With only 2 of 472 operations in profit, PMPML once again goes for route rationalisation
Monetary loss of PMPML has mounted to ₹766 crore in the financial year 2024-25 from ₹696 crore the previous fiscal
Pune: The monetary loss of Pune Mahanagar Parivahan Mahamandal Limited (PMPML) has mounted to ₹766 crore in the financial year 2024-25 from ₹696 crore the previous fiscal. Of the around 1,600 buses plying on 472 routes daily, only two — Swargate to Katraj and PMC bus stop to Nigdi — are in profit, according to officials.

The public transport body has once again undertaken route rationalisation to reduce the losses, officials said.
The per km expense is ₹114 and per km income is ₹53 for the transport body. With new buses planned to be added to the fleet, the route rationalisation process is going to be done by PMPML.
Deepa Mudhol Munde, chairman and managing director, PMPML, said, “Route rationalisation is a continuous work to turn the transport body into a profit-making organisation. With the addition of new buses, we are going to rework and reschedule the routes which are into losses.”
According to another senior officer, PMPML plans to drop some of the non-earning routes after completing the study of all operations.
“We will study every route, its income and losses, and accordingly, plan the schedules for the morning, afternoon and evening slots. The bus frequency will be increased once the route rationalisation is done,” said a senior official on condition of anonymity.
As per the information given by the PMPML administration, the transport body operates on 472 routes daily with many plying far off the city. However, barring some three routes, most of the stretches are incurring losses. The biggest loss comes from buses operating on routes of 21-30 km, which number 88 and have bleeded the firm by ₹282 crore in a year.
The daily travel distance covered by PMPML across Pune, Pimpri-Chinchwad, and the Pune Metropolitan Region Development Authority (PMRDA) region is 3.6 lakh km. The cost per km is ₹114, while revenue per km is just ₹53, resulting in a loss of ₹61 per km. As a result, PMPML’s total loss has now reached ₹766 crore, a sevenfold increase in the past 11 years — from ₹99 crore to ₹766 crore.

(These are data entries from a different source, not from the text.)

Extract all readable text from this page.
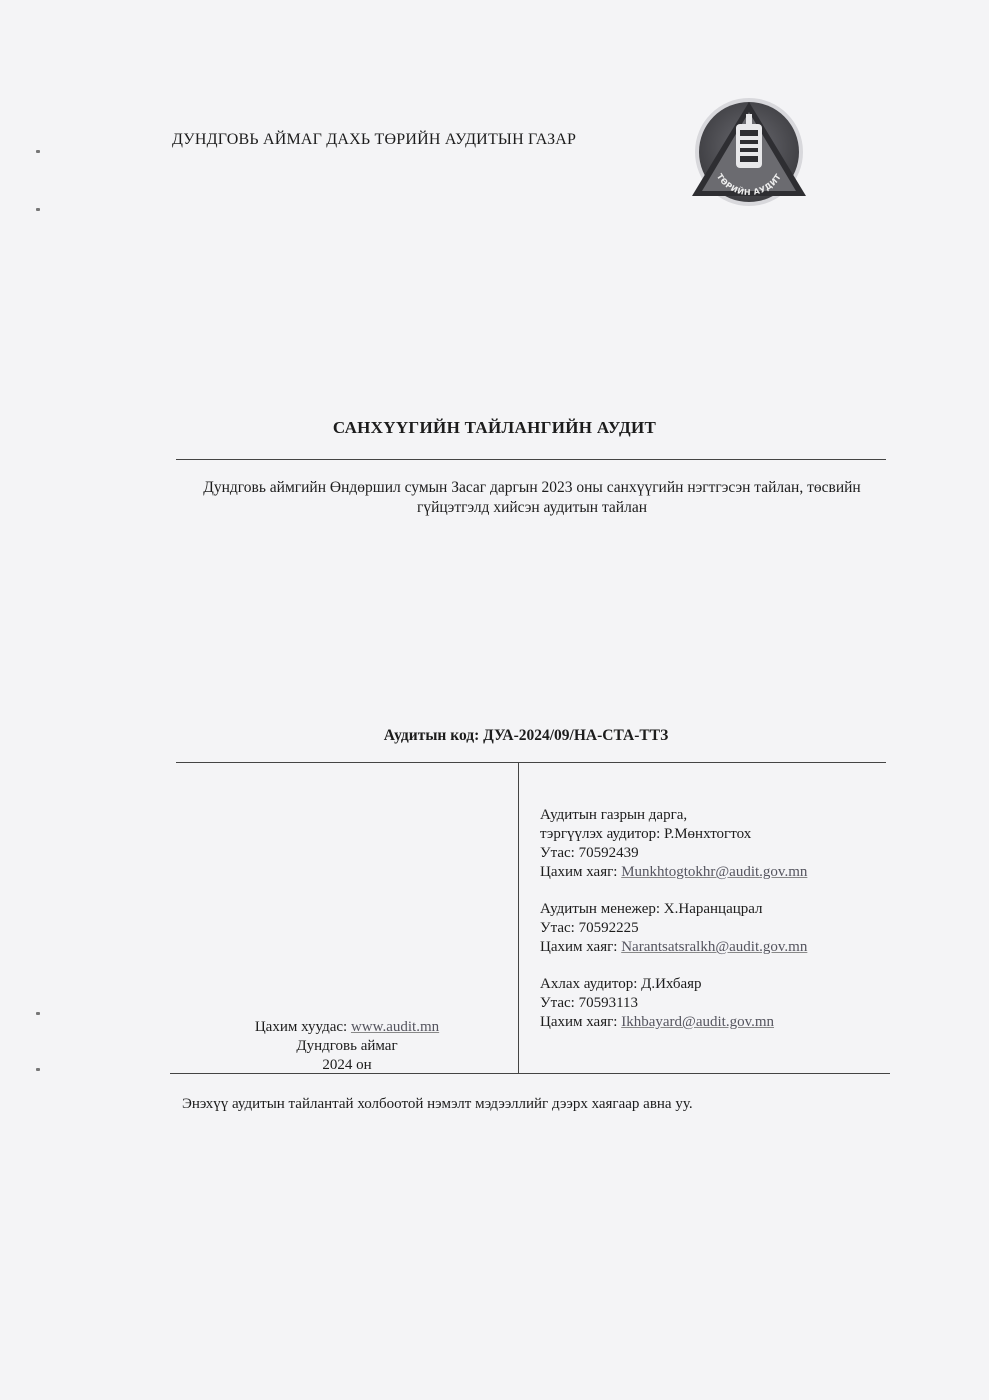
ДУНДГОВЬ АЙМАГ ДАХЬ ТӨРИЙН АУДИТЫН ГАЗАР
ТӨРИЙН АУДИТ
САНХҮҮГИЙН ТАЙЛАНГИЙН АУДИТ
Дундговь аймгийн Өндөршил сумын Засаг даргын 2023 оны санхүүгийн нэгтгэсэн тайлан, төсвийн
гүйцэтгэлд хийсэн аудитын тайлан
Аудитын код: ДУА-2024/09/НА-СТА-ТТЗ
Цахим хуудас: www.audit.mn
Дундговь аймаг
2024 он

Аудитын газрын дарга,

тэргүүлэх аудитор: Р.Мөнхтогтох

Утас: 70592439

Цахим хаяг: Munkhtogtokhr@audit.gov.mn

Аудитын менежер: Х.Наранцацрал

Утас: 70592225

Цахим хаяг: Narantsatsralkh@audit.gov.mn

Ахлах аудитор: Д.Ихбаяр

Утас: 70593113

Цахим хаяг: Ikhbayard@audit.gov.mn

Энэхүү аудитын тайлантай холбоотой нэмэлт мэдээллийг дээрх хаягаар авна уу.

The transport body, according to officials, earns around ₹1.5 crore daily from passenger transport, but employee salaries, contractor bus rentals, and non-passenger transport expenses take up lion’s share of business. This financial year alone, losses have increased by ₹40 crore.
Jugal Rathi, president, PMP Pravasi Manch said, “The PMPML administration knows the reasons why it is going in losses for many years, and they need to work towards commuter centric service. Public transport is a part of essential services and so whether it is profit or loss is not the point of discussion. Many officials in the past are responsible for the poor state of PMPML. With the optimum usage of available sources, PMPML should always try to provide the best quality of service to citizens.”